When the 19 per cent “don’t knows” are excluded from the equation, the No vote stands at 52 per cent, with 48 per cent in favour of Scotland going it alone. This is the highest level of Yes support to be recorded by an independently commissioned opinion poll.

Polling analyst John Curtice confirms the trend and gives it a gender twist

..the gender gap matters. If we ignore those who do not yet know how they will vote, then Yes Scotland appear within a hair’s breadth of persuading a majority of men to support independence – across recent opinion polls an average of 48% of men indicated they would vote Yes. But just 37% of women who have made up their minds say they plan to do the same. Women account for 52% of the Scottish population aged 16 and over, so it is clear from these figures that unless the Yes campaign can persuade women to change their views in substantial numbers, a majority yes vote is likely to remain out of reach.

However, and perhaps fortunately for Yes Scotland, what polling figures also show is that women are less likely to have made up their minds about how they will vote in September. On average across the most recent opinion polls around one in five women say they remain undecided, compared with around one in eight men.

Today the old lion king of Scottish politics joins the No campaign at last with a contribution about how the ageing population of Scots benefit greatly from sharing the cost burden of pension contributions with the English. Problem is , Gordon Brown’s is mainly another negative and it hardly makes the heart sing does it?

Scotland pays 8% of UK National Insurance but receives “upwards of 9%” of the benefits

the “extra benefit” Scotland receives in terms of pensions (the gap between contributions and returns) will rise from £425m to £700m per year over the next 20 years

the UK will “underwrite” Scotland’s estimated £100bn public sector pensions bill.

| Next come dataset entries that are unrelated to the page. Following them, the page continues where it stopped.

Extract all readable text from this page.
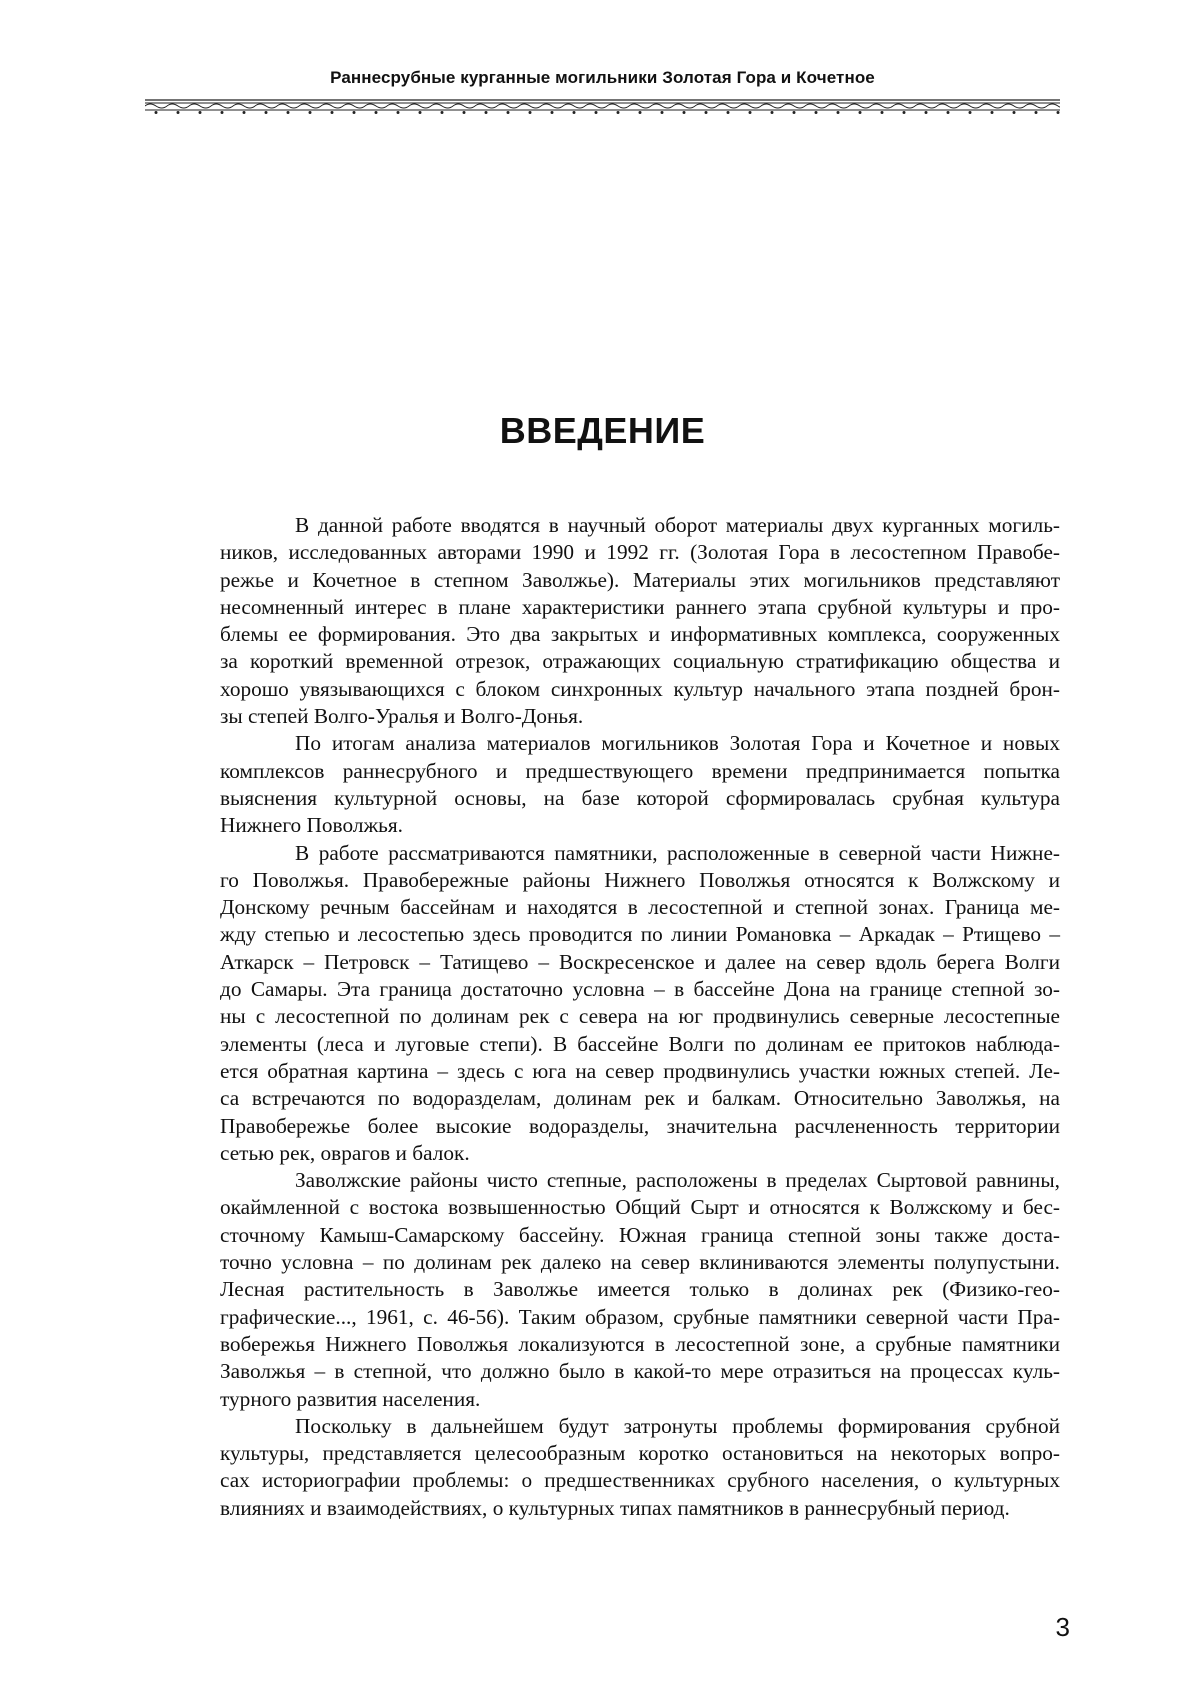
Раннесрубные курганные могильники Золотая Гора и Кочетное
ВВЕДЕНИЕ

В данной работе вводятся в научный оборот материалы двух курганных могиль-
ников, исследованных авторами 1990 и 1992 гг. (Золотая Гора в лесостепном Правобе-
режье и Кочетное в степном Заволжье). Материалы этих могильников представляют
несомненный интерес в плане характеристики раннего этапа срубной культуры и про-
блемы ее формирования. Это два закрытых и информативных комплекса, сооруженных
за короткий временной отрезок, отражающих социальную стратификацию общества и
хорошо увязывающихся с блоком синхронных культур начального этапа поздней брон-
зы степей Волго-Уралья и Волго-Донья.

По итогам анализа материалов могильников Золотая Гора и Кочетное и новых
комплексов раннесрубного и предшествующего времени предпринимается попытка
выяснения культурной основы, на базе которой сформировалась срубная культура
Нижнего Поволжья.

В работе рассматриваются памятники, расположенные в северной части Нижне-
го Поволжья. Правобережные районы Нижнего Поволжья относятся к Волжскому и
Донскому речным бассейнам и находятся в лесостепной и степной зонах. Граница ме-
жду степью и лесостепью здесь проводится по линии Романовка – Аркадак – Ртищево –
Аткарск – Петровск – Татищево – Воскресенское и далее на север вдоль берега Волги
до Самары. Эта граница достаточно условна – в бассейне Дона на границе степной зо-
ны с лесостепной по долинам рек с севера на юг продвинулись северные лесостепные
элементы (леса и луговые степи). В бассейне Волги по долинам ее притоков наблюда-
ется обратная картина – здесь с юга на север продвинулись участки южных степей. Ле-
са встречаются по водоразделам, долинам рек и балкам. Относительно Заволжья, на
Правобережье более высокие водоразделы, значительна расчлененность территории
сетью рек, оврагов и балок.

Заволжские районы чисто степные, расположены в пределах Сыртовой равнины,
окаймленной с востока возвышенностью Общий Сырт и относятся к Волжскому и бес-
сточному Камыш-Самарскому бассейну. Южная граница степной зоны также доста-
точно условна – по долинам рек далеко на север вклиниваются элементы полупустыни.
Лесная растительность в Заволжье имеется только в долинах рек (Физико-гео-
графические..., 1961, с. 46-56). Таким образом, срубные памятники северной части Пра-
вобережья Нижнего Поволжья локализуются в лесостепной зоне, а срубные памятники
Заволжья – в степной, что должно было в какой-то мере отразиться на процессах куль-
турного развития населения.

Поскольку в дальнейшем будут затронуты проблемы формирования срубной
культуры, представляется целесообразным коротко остановиться на некоторых вопро-
сах историографии проблемы: о предшественниках срубного населения, о культурных
влияниях и взаимодействиях, о культурных типах памятников в раннесрубный период.

3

He will say this is 10% of the UK total – while Scotland has just 8% of the UK population

it would cost about £1bn for Scotland to administer the first years of a separate pensions and benefits system once IT costs were included – which Mr Brown will say “makes no sense”

Mr Brown will say it is “fairer and better” for the UK’s “faster-rising” working-age population to cover the cost of the rising number of elderly people in Scotland.

So, do you follow all that?

Hugo Rifkind, the witty Times columnist and son of  wishful thinking Malcolm is the latest London based Scot to lament the rise and rise of nationalism (£) and the trend in the polls.

Scottish nationalism doesn’t make me angry. It only makes me sad. It will go on making me sad whether the “yes” vote turns out to be 40 per cent or 60 per cent. Because, as we all know really, an independent Scotland would be mostly fine. Poorer than now, perhaps, both culturally and economically, but no great disaster. But more damaging than its prospect, for all of us, is the fact that so many want it. Say the polls ossify roughly where they are now and independence loses by a 10 per cent margin. That’s still more than four out of every ten in Britain’s largest minority who wanted out. What sort of a victory is that?

Nationalism is a dangerous affair. It breaks things and they are things not easy to fix. What the referendum has broken already is a consensus that was utterly and vitally British. It was both a product of three centuries of union and its cause. It gave us the multiculturalism that has forged our post-Empire identity and is the faith on which the United Kingdom was built. It is the core idea that people who want different things can still get along.

In the end, obviously, I hope it fails. From a British perspective, it’s a terrible failure that it even began.

This  passive sentiment needs to turned into a positive appeal to Scottish hearts. Counting the beans doesn’t seem to be cutting it.